Malek blinks. The pressure of his magic falters. He expected me to cower. He expected me to struggle. Instead, he sees a man utterly unaffected by his power, sitting in relaxed repose.

Doubt flickers in his red eyes.

"You speak boldly for a man who hasn't cast a spell in weeks," he growls, but the weight of his presence recedes.

"I don’t really need to cast spells to know that you are overextended," I lie smoothly, the borrowed confidence making the words taste like truth.

"How are your Neptherium mines in the north, Malek?

I hear the production has stalled. Perhaps you should spend less time posturing at my table and more time managing your assets. "

It is a guess, a calculated shot in the dark based on half-heard rumors. But it lands.

Malek stiffens. His jaw works. He pulls his magic back entirely, the crushing atmosphere in the room evaporating.

He looks at me with a new, wary respect.

He thinks I am playing a deeper game. He thinks my lack of magical display is a choice, a sign of arrogance so profound I don't deign to use power on him.

"You have always had a sharp tongue, Imas," he mutters, reaching for his own goblet to hide his unease. "Be careful you don't cut your own throat with it."

"I am always careful," I reply.

The dinner continues, but the dynamic has shifted. I dominate the conversation, dissecting his arguments, parrying his probes with icy precision. I do not use a single spark of Chaos. I use words. I use the terrifying clarity of mind that Leora grants me.

But beneath the triumph, a dark, cold fury is coiling in my gut.

I needed her.

I, a Lord of the Khuzuth, a master of the arcane, sat helpless before a brute until a human slave poured her strength into me. It is a humiliation that burns deeper than any defeat. I am not the master here. I am the parasite.

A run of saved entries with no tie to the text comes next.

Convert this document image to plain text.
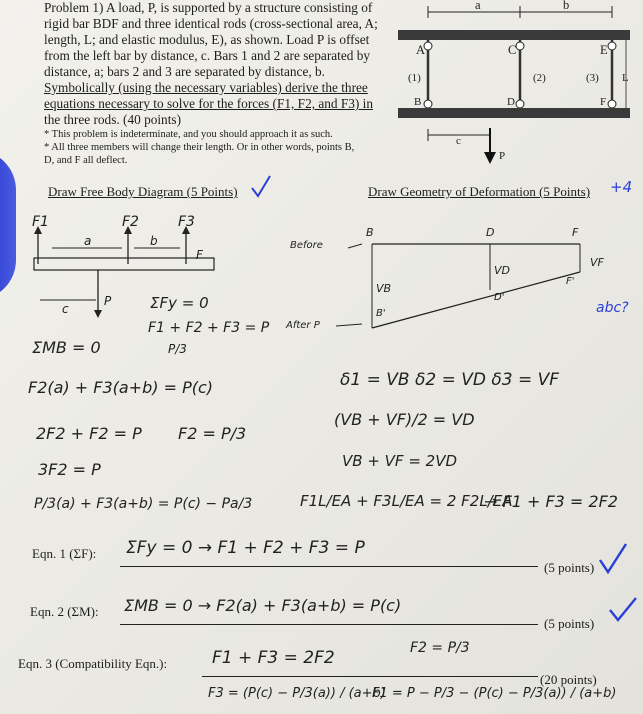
Problem 1) A load, P, is supported by a structure consisting of
rigid bar BDF and three identical rods (cross-sectional area, A;
length, L; and elastic modulus, E), as shown. Load P is offset
from the left bar by distance, c. Bars 1 and 2 are separated by
distance, a; bars 2 and 3 are separated by distance, b.
Symbolically (using the necessary variables) derive the three
equations necessary to solve for the forces (F1, F2, and F3) in
the three rods. (40 points)
* This problem is indeterminate, and you should approach it as such.
* All three members will change their length. Or in other words, points B,
D, and F all deflect.
a	b
A	C	E
(1)	(2)	(3) L
B	D	F
c
P
Draw Free Body Diagram (5 Points)	Draw Geometry of Deformation (5 Points) +4
F1	F2	F3
a	b
F
c
P	ΣFy = 0
F1 + F2 + F3 = P
P/3
ΣMB = 0
F2(a) + F3(a+b) = P(c)
2F2 + F2 = P F2 = P/3
3F2 = P
P/3(a) + F3(a+b) = P(c) − Pa/3
Before
After P
B	D	F
VB
VD
VF
B'
D'
F'
abc?
δ1 = VB δ2 = VD δ3 = VF
(VB + VF)/2 = VD
VB + VF = 2VD
F1L/EA + F3L/EA = 2 F2L/EA
→ F1 + F3 = 2F2
Eqn. 1 (ΣF): ΣFy = 0 → F1 + F2 + F3 = P
(5 points)
Eqn. 2 (ΣM): ΣMB = 0 → F2(a) + F3(a+b) = P(c)
(5 points)
F2 = P/3
Eqn. 3 (Compatibility Eqn.):	F1 + F3 = 2F2
(20 points)
F3 = (P(c) − P/3(a)) / (a+b)
F1 = P − P/3 − (P(c) − P/3(a)) / (a+b)
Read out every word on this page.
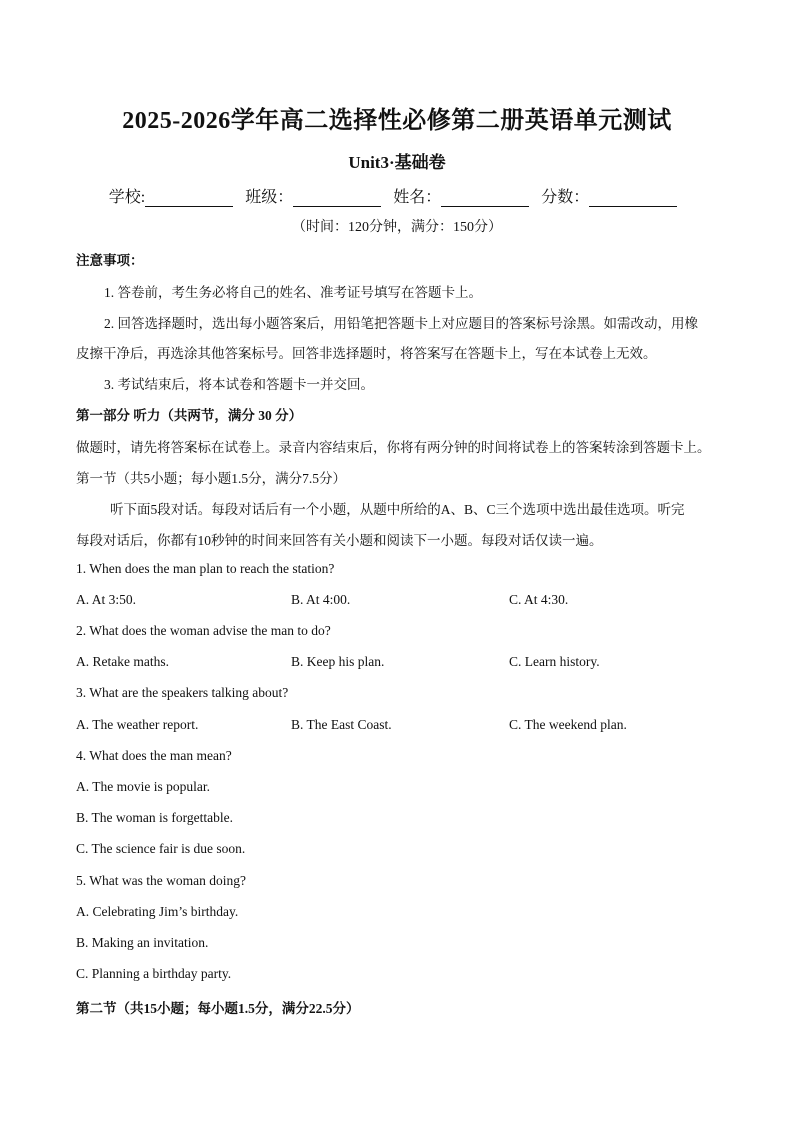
2025-2026学年高二选择性必修第二册英语单元测试
Unit3·基础卷
学校:	班级：	姓名：	分数：
（时间：120分钟，满分：150分）
注意事项：
1. 答卷前，考生务必将自己的姓名、准考证号填写在答题卡上。
2. 回答选择题时，选出每小题答案后，用铅笔把答题卡上对应题目的答案标号涂黑。如需改动，用橡
皮擦干净后，再选涂其他答案标号。回答非选择题时，将答案写在答题卡上，写在本试卷上无效。
3. 考试结束后，将本试卷和答题卡一并交回。
第一部分 听力（共两节，满分 30 分）
做题时，请先将答案标在试卷上。录音内容结束后，你将有两分钟的时间将试卷上的答案转涂到答题卡上。
第一节（共5小题；每小题1.5分，满分7.5分）
听下面5段对话。每段对话后有一个小题，从题中所给的A、B、C三个选项中选出最佳选项。听完
每段对话后，你都有10秒钟的时间来回答有关小题和阅读下一小题。每段对话仅读一遍。
1. When does the man plan to reach the station?
A. At 3:50.	B. At 4:00.	C. At 4:30.
2. What does the woman advise the man to do?
A. Retake maths.	B. Keep his plan.	C. Learn history.
3. What are the speakers talking about?
A. The weather report.	B. The East Coast.	C. The weekend plan.
4. What does the man mean?
A. The movie is popular.
B. The woman is forgettable.
C. The science fair is due soon.
5. What was the woman doing?
A. Celebrating Jim’s birthday.
B. Making an invitation.
C. Planning a birthday party.
第二节（共15小题；每小题1.5分，满分22.5分）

Malek stands abruptly, throwing his napkin onto the table. "I have lost my appetite. The air in this place is... stale."

"A pity," I say, not rising. "I was just beginning to enjoy myself."

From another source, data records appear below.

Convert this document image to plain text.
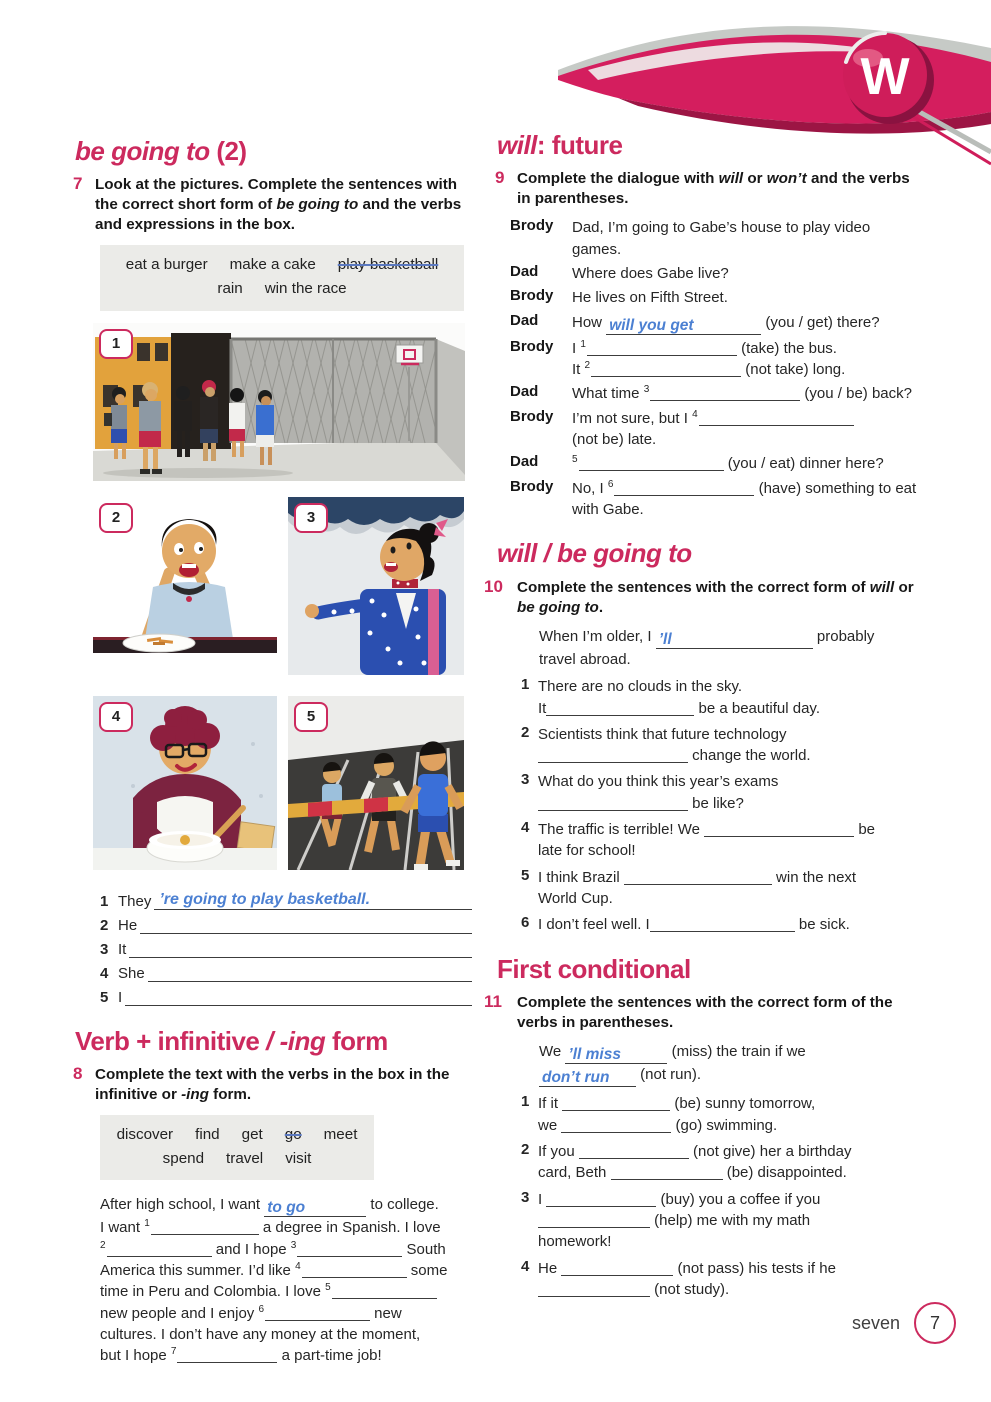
W
be going to (2)
7 Look at the pictures. Complete the sentences with the correct short form of be going to and the verbs and expressions in the box.
eat a burger make a cake play basketball
rain win the race
1
2	3
4	5
1 They ’re going to play basketball.
2 He
3 It
4 She
5 I
Verb + infinitive / -ing form
8 Complete the text with the verbs in the box in the infinitive or -ing form.
discover find get go meet
spend travel visit
After high school, I want to go	to college.
I want $^1$	a degree in Spanish. I love
$^2$	and I hope $^3$	South
America this summer. I’d like $^4$	some
time in Peru and Colombia. I love $^5$
new people and I enjoy $^6$	new
cultures. I don’t have any money at the moment,
but I hope $^7$	a part-time job!
will: future
9 Complete the dialogue with will or won’t and the verbs in parentheses.
Brody	Dad, I’m going to Gabe’s house to play video games.
Dad	Where does Gabe live?
Brody	He lives on Fifth Street.
Dad	How will you get	(you / get) there?
Brody	I $^1$	(take) the bus.
It $^2$	(not take) long.
Dad	What time $^3$	(you / be) back?
Brody	I’m not sure, but I $^4$
(not be) late.
Dad	$^5$	(you / eat) dinner here?
Brody	No, I $^6$	(have) something to eat with Gabe.
will / be going to
10 Complete the sentences with the correct form of will or be going to.
When I’m older, I ’ll	probably
travel abroad.
1 There are no clouds in the sky.
It	be a beautiful day.
2 Scientists think that future technology
change the world.
3 What do you think this year’s exams
be like?
4 The traffic is terrible! We	be
late for school!
5 I think Brazil	win the next
World Cup.
6 I don’t feel well. I	be sick.
First conditional
11 Complete the sentences with the correct form of the verbs in parentheses.
We ’ll miss	(miss) the train if we
don’t run (not run).
1 If it	(be) sunny tomorrow,
we	(go) swimming.
2 If you	(not give) her a birthday
card, Beth	(be) disappointed.
3 I	(buy) you a coffee if you
(help) me with my math
homework!
4 He	(not pass) his tests if he
(not study).
seven 7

Malek turns to leave, his heavy cloak swirling around him. Asema opens the doors, her face a mask of stone, though I catch the relief in her eyes that no blood was shed.

Malek pauses at the threshold. He does not look at me.

He looks at Leora.

She is standing perfectly still in the shadows, her head bowed, her hands clutching the empty wine pitcher. But the air around her still hums with the residue of the power she projected. To a sensitive eye, she must look like a beacon in the gloom.

Malek’s eyes narrow. He inhales, tasting the air. He looks from her to me, a slow, dawning suspicion tightening his features.

He says nothing. He simply gives a short, sharp nod—not of farewell, but of acknowledgement—and strides out into the corridor.

The doors close.

I stare at the wood, my heart hammering a rhythm I can no longer suppress. He saw something. He sensed the connection.

I look at Leora. She is trembling now, the adrenaline fading, leaving her exhausted. She looks at me, waiting for praise, or perhaps just acknowledgement of what she did.

I feel the confidence she gave me curdle into something sour and violent.

"Get out," I whisper.

She flinches. "My Lord?"

"Get out!" I roar, sweeping the heavy silver candelabra off the table. It crashes to the floor, extinguishing the lights, plunging the room into shadows that I can no longer command. "Get to my chambers. Now."

She flees.

I sit alone in the dark, clutching the arms of my chair. I won the battle. But as I look over my dead ring and feel the ghost of her strength fading from my veins, I know I am losing the war. And Malek knows it too.